Relações públicas e assessor de imprensa. Mestre em Ciências da Comunicação (televisão e cinema) pela Faculdade de Ciências Sociais e Humanas da Universidade Nova de Lisboa. Licenciado em Estudos Artísticos e pós-graduado em Storytelling. Estagiou na SP Televisão como guionista e trabalhou como assistente de produção em teatro e cinema.  

Indústria cultural: as repetições, os milionários, a revolução e os lucros

A indústria cultural de entretenimento tem apostado nos últimos anos na promoção e repetição de conteúdos ad nauseum: os mesmos arcos narrativos, argumentos semelhantes e personagens análogas.

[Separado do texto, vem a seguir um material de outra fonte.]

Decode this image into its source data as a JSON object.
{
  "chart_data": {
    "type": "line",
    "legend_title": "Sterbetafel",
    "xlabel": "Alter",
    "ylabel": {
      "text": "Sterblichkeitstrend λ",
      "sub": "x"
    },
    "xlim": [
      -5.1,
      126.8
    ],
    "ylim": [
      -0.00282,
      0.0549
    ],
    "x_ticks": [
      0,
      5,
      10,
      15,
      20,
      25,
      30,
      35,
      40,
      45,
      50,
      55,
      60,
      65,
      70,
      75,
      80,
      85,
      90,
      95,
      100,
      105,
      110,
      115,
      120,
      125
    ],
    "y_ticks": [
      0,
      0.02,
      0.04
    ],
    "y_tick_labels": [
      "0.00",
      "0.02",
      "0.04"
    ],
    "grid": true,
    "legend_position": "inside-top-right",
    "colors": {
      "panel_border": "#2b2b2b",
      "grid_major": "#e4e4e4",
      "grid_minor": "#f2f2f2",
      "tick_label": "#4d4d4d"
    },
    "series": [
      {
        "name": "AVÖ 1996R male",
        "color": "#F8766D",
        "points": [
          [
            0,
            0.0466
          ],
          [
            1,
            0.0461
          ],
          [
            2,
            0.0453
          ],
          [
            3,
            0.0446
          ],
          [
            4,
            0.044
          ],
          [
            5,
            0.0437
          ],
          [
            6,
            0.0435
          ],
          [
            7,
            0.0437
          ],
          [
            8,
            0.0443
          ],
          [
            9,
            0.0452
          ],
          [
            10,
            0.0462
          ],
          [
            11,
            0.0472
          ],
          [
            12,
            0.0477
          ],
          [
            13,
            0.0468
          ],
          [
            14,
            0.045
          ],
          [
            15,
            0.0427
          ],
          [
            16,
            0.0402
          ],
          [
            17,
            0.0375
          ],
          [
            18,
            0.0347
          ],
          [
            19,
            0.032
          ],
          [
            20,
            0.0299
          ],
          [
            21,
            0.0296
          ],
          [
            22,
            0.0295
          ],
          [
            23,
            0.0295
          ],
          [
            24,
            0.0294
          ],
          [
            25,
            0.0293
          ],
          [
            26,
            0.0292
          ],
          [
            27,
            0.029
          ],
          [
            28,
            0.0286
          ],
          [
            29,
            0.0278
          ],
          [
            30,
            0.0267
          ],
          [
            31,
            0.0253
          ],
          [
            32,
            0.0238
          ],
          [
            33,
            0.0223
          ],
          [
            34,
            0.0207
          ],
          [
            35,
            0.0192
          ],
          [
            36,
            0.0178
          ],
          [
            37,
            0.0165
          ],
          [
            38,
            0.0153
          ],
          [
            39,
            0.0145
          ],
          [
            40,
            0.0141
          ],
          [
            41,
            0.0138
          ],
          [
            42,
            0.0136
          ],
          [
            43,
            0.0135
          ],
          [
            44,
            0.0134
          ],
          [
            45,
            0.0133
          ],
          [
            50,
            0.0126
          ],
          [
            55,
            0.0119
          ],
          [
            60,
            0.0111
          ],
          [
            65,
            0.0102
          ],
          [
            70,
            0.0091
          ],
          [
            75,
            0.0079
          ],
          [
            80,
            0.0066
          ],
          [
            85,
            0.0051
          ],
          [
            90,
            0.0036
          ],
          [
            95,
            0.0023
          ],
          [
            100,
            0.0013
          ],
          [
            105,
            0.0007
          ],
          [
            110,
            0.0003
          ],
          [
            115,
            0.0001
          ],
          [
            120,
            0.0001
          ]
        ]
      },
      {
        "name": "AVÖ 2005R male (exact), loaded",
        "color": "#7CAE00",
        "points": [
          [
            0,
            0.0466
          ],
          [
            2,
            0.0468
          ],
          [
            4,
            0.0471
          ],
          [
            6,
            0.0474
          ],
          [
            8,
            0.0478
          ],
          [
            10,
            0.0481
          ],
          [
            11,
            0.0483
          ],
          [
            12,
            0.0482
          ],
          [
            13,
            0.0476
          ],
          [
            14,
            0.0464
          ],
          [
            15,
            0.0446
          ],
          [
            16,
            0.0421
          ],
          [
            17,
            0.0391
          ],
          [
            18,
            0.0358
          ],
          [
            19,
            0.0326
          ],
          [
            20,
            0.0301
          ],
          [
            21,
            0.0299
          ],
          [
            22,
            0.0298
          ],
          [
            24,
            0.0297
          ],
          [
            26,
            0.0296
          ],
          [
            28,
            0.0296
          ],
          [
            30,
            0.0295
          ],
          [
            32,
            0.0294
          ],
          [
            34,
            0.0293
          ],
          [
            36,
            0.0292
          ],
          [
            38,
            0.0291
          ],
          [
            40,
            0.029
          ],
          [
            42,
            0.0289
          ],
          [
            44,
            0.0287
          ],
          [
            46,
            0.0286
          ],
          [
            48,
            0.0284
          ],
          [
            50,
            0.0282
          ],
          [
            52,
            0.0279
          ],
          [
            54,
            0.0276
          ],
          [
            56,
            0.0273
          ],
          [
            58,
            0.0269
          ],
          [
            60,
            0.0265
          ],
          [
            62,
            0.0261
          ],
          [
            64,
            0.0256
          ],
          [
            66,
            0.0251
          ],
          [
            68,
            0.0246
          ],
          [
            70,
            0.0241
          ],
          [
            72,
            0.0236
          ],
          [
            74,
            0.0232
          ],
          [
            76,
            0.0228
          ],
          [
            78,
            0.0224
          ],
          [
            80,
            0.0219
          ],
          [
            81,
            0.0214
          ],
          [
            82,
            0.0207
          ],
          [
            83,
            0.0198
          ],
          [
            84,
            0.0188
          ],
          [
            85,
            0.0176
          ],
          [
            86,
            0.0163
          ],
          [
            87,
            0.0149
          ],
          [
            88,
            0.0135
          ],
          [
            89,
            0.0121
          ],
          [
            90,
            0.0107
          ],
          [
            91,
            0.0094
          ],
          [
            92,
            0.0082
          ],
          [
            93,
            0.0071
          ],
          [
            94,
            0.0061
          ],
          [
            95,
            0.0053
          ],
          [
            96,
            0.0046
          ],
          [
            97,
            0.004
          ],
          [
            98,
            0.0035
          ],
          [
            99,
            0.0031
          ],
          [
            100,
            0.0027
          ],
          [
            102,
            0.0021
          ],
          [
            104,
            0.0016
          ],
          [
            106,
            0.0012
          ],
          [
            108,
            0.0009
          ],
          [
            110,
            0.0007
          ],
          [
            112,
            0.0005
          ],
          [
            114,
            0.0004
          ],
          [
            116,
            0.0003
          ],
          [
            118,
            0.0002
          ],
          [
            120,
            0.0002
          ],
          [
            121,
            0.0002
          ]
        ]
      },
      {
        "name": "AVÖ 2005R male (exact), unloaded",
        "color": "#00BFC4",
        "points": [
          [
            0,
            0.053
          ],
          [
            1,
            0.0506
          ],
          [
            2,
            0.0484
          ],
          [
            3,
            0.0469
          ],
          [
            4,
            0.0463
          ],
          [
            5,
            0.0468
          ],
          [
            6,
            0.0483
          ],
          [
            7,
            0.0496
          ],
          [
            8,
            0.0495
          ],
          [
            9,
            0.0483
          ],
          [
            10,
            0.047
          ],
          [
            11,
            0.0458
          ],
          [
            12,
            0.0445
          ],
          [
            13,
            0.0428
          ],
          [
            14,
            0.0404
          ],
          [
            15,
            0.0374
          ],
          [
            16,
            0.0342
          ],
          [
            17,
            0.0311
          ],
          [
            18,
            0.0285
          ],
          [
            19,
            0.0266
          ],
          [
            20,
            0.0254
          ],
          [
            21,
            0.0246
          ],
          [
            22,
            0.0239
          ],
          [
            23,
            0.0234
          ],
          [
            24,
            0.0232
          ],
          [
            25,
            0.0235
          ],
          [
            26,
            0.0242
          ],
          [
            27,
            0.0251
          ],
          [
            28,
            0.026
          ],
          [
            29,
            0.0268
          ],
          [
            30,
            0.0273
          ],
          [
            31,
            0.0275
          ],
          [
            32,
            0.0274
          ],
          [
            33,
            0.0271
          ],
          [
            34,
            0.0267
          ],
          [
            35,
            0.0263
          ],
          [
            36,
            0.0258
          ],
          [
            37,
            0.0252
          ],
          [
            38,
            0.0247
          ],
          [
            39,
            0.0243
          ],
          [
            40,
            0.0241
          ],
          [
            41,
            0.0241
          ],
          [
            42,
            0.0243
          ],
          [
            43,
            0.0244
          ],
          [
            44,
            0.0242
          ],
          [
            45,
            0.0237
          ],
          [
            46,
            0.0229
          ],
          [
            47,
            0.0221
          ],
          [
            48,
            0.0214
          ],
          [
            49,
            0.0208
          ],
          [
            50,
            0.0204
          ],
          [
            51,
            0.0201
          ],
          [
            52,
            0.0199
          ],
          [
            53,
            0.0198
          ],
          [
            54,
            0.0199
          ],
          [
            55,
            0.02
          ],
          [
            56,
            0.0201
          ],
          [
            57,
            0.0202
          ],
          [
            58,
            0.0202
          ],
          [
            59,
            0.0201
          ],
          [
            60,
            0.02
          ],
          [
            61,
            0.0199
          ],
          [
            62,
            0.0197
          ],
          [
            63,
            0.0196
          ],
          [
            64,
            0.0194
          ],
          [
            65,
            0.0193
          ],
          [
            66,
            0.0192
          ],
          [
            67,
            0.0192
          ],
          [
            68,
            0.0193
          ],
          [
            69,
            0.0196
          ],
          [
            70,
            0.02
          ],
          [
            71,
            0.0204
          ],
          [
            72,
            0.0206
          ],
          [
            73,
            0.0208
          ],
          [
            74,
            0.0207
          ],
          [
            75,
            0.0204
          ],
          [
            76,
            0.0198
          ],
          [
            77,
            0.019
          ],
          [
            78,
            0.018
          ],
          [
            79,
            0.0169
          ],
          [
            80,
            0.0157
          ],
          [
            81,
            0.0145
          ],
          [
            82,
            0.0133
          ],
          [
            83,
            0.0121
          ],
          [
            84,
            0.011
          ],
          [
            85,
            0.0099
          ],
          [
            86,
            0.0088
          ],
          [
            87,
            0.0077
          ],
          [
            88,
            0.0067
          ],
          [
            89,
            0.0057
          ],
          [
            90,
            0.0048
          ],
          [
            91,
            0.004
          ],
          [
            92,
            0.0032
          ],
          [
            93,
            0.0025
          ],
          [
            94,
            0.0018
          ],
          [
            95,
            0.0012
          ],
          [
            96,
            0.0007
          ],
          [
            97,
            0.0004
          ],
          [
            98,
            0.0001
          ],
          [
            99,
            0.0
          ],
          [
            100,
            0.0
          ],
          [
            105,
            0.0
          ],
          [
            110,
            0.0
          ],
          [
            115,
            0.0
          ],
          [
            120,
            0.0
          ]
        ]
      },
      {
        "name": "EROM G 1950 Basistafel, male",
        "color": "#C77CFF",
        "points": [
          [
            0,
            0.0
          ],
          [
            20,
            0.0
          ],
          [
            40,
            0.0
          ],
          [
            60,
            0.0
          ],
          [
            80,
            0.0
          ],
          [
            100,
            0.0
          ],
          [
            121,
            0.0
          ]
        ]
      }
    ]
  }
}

É através destes conteúdos que assegura a acumulação de lucros e a disseminação da ideologia dominante, mesmo quando se adapta a nichos de mercado apostando em conteúdos de estética radical e anticapitalista.

Ensaio
20 Abril 2023

Chegam à Sicília de barco e bebem um copo de prosecco. Os funcionários permanecem disponíveis para os auxiliar, transportando malas, servindo comida, tocando piano e tirando fotografias. Os hóspedes são recebidos e instalados num hotel de cinco estrelas, usufruindo de jardins interiores, obras de arte, moda e paisagens deslumbrantes. É o paraíso na terra, dir-se-ia. Mas nem todos o podem viver. 

Mia e Lucia, duas jovens italianas da classe trabalhadora, não têm dinheiro e arranjam esquemas, prostituindo-se a hóspedes ricos, de forma a poderem cumprir o desejo de usufruírem dos luxos que lhes são distantes. Portia, assistente de uma mulher rica, hóspede no hotel, também se insere neste estilo de vida, mas em troca tem de aturar os caprichos da sua patroa e os seus dramas desfasados da realidade. É um mundo requintado que lhes está vedado, bem como à maioria dos espectadores da série The White Lotus. 

O cinema e a televisão desempenham um papel determinante na construção de desejos, identidades, discursos, políticas e percepções sobre a realidade. A indústria cultural continua a ter o poder de captar a atenção da população e gerar lucros de milhões de dólares.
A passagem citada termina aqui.